The study participants believed that reliance on summary financial-performance measures were hindering organizations’ abilities to create future economic value. David Norton, CEO of Nolan Norton, served as the study leader and Robert Kaplan as an academic consultant. Representatives from a dozen companies-manufacturing and service, heavy industry and high-tech met bimonthly throughout 1990 to develop a new performance-measurement model.
A mid-sized semiconductor company called Analog Devices was used as a case study. The company was using a newly created “Corporate Scorecard” that contained, in addition to several traditional financial measures, performance measures relating to customer delivery times, quality and cycle times of manufacturing processes, and effectiveness of new product developments.
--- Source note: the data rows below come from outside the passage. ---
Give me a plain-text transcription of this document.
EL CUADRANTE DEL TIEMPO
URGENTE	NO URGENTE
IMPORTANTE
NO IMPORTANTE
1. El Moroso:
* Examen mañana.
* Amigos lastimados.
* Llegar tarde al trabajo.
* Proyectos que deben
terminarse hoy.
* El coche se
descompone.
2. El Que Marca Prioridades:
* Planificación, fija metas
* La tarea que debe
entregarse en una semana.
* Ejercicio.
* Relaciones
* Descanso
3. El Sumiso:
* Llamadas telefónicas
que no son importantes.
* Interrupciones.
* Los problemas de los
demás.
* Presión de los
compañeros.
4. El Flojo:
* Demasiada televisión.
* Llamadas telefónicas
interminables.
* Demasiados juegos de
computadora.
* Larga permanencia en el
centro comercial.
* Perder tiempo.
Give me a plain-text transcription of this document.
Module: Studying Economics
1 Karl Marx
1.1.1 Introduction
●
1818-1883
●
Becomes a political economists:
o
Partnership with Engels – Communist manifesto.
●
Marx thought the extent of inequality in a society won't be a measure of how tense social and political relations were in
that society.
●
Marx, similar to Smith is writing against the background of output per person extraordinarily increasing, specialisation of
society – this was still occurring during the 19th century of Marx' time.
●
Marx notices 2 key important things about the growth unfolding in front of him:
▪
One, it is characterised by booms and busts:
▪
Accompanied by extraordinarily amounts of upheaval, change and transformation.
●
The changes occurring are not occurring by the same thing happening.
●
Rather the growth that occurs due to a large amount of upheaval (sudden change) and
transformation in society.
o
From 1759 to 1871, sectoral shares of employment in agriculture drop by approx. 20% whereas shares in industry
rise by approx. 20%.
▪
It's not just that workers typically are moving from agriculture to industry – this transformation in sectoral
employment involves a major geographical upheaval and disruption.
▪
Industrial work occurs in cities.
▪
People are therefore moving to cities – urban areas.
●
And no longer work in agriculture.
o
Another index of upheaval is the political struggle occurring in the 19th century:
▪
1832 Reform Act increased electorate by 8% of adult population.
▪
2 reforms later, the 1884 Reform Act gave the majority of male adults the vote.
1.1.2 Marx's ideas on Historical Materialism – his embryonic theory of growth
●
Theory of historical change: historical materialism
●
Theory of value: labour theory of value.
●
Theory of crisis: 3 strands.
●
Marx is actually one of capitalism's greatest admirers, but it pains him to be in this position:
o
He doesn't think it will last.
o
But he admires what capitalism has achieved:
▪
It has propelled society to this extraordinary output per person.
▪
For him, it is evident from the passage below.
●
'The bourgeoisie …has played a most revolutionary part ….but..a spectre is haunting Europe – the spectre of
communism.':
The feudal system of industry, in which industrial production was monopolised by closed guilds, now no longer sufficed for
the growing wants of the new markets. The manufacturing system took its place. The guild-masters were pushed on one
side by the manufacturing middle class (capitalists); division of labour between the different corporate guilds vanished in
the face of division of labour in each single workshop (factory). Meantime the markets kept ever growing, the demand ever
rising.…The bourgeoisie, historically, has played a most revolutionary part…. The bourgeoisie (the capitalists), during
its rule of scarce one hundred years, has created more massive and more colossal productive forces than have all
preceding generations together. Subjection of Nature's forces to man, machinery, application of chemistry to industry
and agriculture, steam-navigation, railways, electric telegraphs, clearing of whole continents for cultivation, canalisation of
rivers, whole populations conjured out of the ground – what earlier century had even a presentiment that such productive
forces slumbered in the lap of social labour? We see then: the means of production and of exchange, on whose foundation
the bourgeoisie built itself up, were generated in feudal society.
Art Schneiderman, then vice president of quality improvement and productivity at Analog Devices, came to one meeting to share his company’s experiences with the scorecard. A variety of other ideas were presented during the first half of the study, including shareholder value, productivity and quality measurements, and new compensation plans, but the participants soon focused on the multidimensional scorecard as offering the most promise for their needs. The group discussions led to an expansion of the scorecard to what was labelled a “Balanced Scorecard,” organized around four distinct perspectives-financial, customer, internal, and innovation and learning.
The name reflected the balance provided between short- and long-term objectives, between financial and non financial measures, between lagging and leading indicators, and between external and internal performance perspectives. Several participants experimented with building prototype Balanced Scorecards at pilot sites in their companies. They reported back to the study group on the acceptance, the barriers, and the opportunities of the Balanced Scorecard.
The conclusion of the study, in December 1990, documented the feasibility and the benefits from such a balanced measurement system. The findings of the study group were summarized in an article, “The Balanced Scorecard-Measures That Drive Performance,” Harvard Business Review (January-February 1992).